Alternative Social Security Taxing Schemes: an Analysis of Vertical and Horizontal Equity in the Federal Tax System

Ricketts, Robert C. (Robert Carlton) 12 1900 (has links)
The objectives of this study were twofold. One objective was to analyze the effects of growth in the social security tax, when combined with recent changes in U.S. income tax law, on the distribution of the combined income and social security tax burden during the 1980s. The second objective was to estimate the effects of certain proposals for social security tax reform upon that distribution. The above analyses were performed using simulation techniques applied to the 1984 IRS Individual Tax Model File. The data from this file were used to estimate the income and social security tax liabilities for sample taxpayers under tax law in effect in 1980, 1984 and 1988 and under fourteen proposals for social security reform (under 1988 law).

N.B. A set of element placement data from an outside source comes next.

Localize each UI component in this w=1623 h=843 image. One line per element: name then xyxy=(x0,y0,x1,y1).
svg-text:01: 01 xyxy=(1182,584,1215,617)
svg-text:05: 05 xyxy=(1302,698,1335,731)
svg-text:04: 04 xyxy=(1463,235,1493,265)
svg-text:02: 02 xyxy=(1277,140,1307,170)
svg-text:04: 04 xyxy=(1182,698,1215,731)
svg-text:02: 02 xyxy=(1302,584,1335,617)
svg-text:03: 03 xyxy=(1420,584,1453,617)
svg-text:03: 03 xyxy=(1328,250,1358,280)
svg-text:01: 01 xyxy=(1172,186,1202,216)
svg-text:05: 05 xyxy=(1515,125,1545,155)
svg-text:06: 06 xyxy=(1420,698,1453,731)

The results indicated that the income tax distribution was almost 25 percent more progressive under 1988 tax law than under 1980 tax law. In contrast, the combined distribution of income and social security taxes was almost 25 percent less progressive under 1988 income and social security tax law relative to 1980. Two types of social security tax reform were analyzed. One type consisted of reforms to the basic social security tax structure, such as removal of the earnings ceiling, provision of exemptions and replacement of the current single tax rate with a two-tiered graduated rate structure. The second type of reform consisted of proposals to expand the theoretical tax base subject to the social security levy. The results suggested that these reforms could generate substantial increases in progressivity in the combined tax distribution. In general, it would appear that changes in the social security tax structure could generate greater improvements in progressivity than expansion of the theoretical tax base, although the greatest improvement was associated with a combination of these two reforms. With regard to horizontal equity, expansion of the theoretical tax base generated the most improvement.